Congratulations on your DS, I'm sure you'll love him to pieces.

MissBattleaxe · 27/04/2014 09:41

I have two boys and would have liked a girl but we stopped at two. The surge of love I felt for them when they were born has never been matched by anything and meeting them for the first time will be the two most precious memories of my whole life when I am old. My youngest is especially affectionate and his kisses and cuddles fill me with joy.

Gender didn't come into it. Congratulations! You will fall in love.

FengMa · 27/04/2014 09:42

I had been so sure that DC2 would be a girl and got my heart set on the idea so was similarly at sea when I found out he is a boy.

Absolutely nothing to fear on the love front though! He's just perfect, dinkle and all! He's only small so hard to talk personalities etc but, so far, the differences seem to be based on what characteristics each child has in common with each parent.

He'll be just as adored as your DD, I'm sure. And with one of each, your cup runneth over!

Meglet · 27/04/2014 09:51

The great thing about little boys is that they can dash behind trees to have a wee when you're in the middle of nowhere.

You don't have to hold them while they wee on your feet, or take them to a manky public loo where they hold on to the filthy seat.

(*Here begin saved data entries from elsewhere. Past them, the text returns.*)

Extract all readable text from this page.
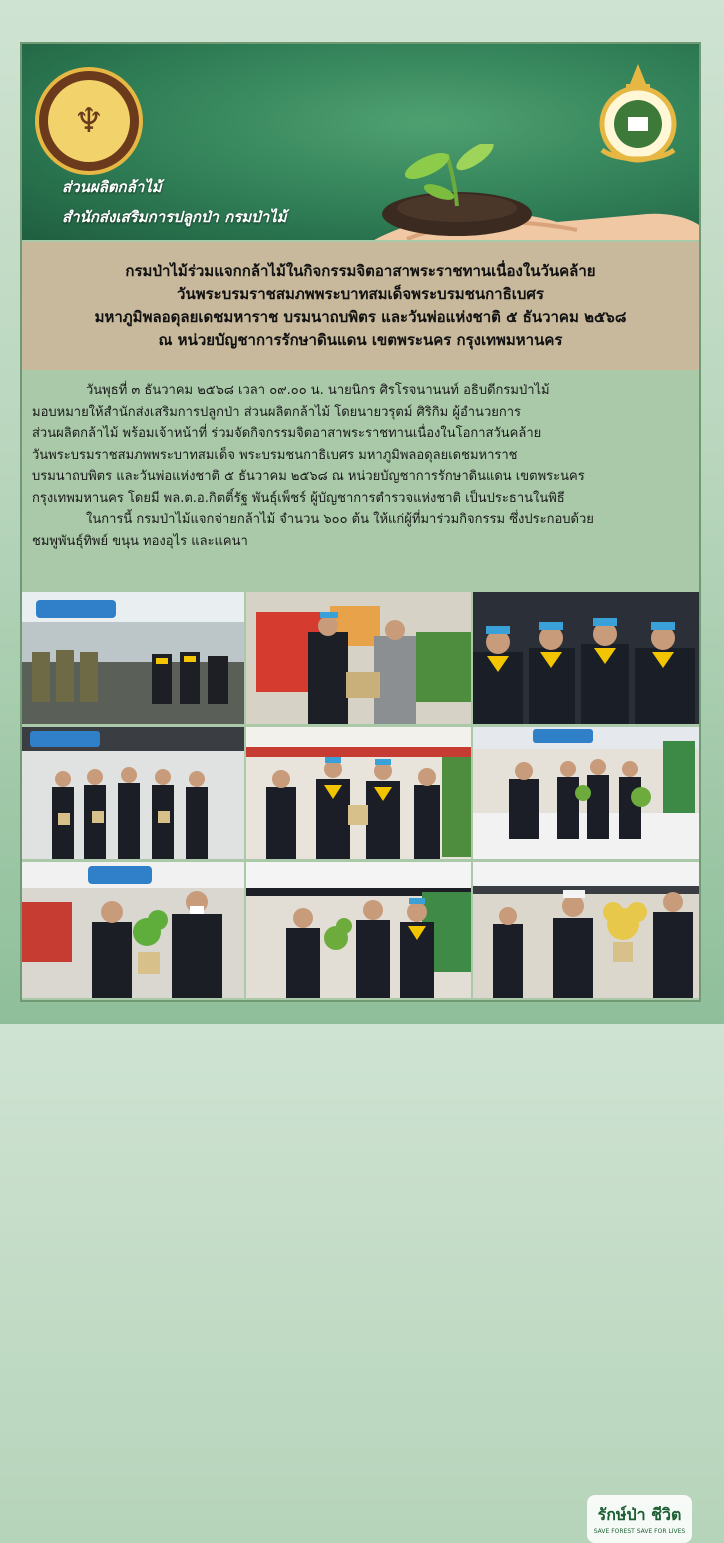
♆
ส่วนผลิตกล้าไม้
สำนักส่งเสริมการปลูกป่า กรมป่าไม้
กรมป่าไม้ร่วมแจกกล้าไม้ในกิจกรรมจิตอาสาพระราชทานเนื่องในวันคล้าย
วันพระบรมราชสมภพพระบาทสมเด็จพระบรมชนกาธิเบศร
มหาภูมิพลอดุลยเดชมหาราช บรมนาถบพิตร และวันพ่อแห่งชาติ ๕ ธันวาคม ๒๕๖๘
ณ หน่วยบัญชาการรักษาดินแดน เขตพระนคร กรุงเทพมหานคร

วันพุธที่ ๓ ธันวาคม ๒๕๖๘ เวลา ๐๙.๐๐ น. นายนิกร ศิรโรจนานนท์ อธิบดีกรมป่าไม้

มอบหมายให้สำนักส่งเสริมการปลูกป่า ส่วนผลิตกล้าไม้ โดยนายวรุตม์ ศิริกิม ผู้อำนวยการ

ส่วนผลิตกล้าไม้ พร้อมเจ้าหน้าที่ ร่วมจัดกิจกรรมจิตอาสาพระราชทานเนื่องในโอกาสวันคล้าย

วันพระบรมราชสมภพพระบาทสมเด็จ พระบรมชนกาธิเบศร มหาภูมิพลอดุลยเดชมหาราช

บรมนาถบพิตร และวันพ่อแห่งชาติ ๕ ธันวาคม ๒๕๖๘ ณ หน่วยบัญชาการรักษาดินแดน เขตพระนคร

กรุงเทพมหานคร โดยมี พล.ต.อ.กิตติ์รัฐ พันธุ์เพ็ชร์ ผู้บัญชาการตำรวจแห่งชาติ เป็นประธานในพิธี

ในการนี้ กรมป่าไม้แจกจ่ายกล้าไม้ จำนวน ๖๐๐ ต้น ให้แก่ผู้ที่มาร่วมกิจกรรม ซึ่งประกอบด้วย

ชมพูพันธุ์ทิพย์ ขนุน ทองอุไร และแคนา

รักษ์ป่า ชีวิต
SAVE FOREST SAVE FOR LIVES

Seatedhere · 27/04/2014 09:52

Having a son has been one of the great privileges of my life. Though it was a shock at first, he has bought me more joy than I could ever tell you - but I hope all children do that.

What having a boy did for me was force me to confront my own bias' and implicit belief that girls (i.e. me maybe Smile )were somehow better. He has let me look out of myself and allowed my world view to grow. It encompasses far more than it ever would have without having a son.

I am a better person for having had a boy.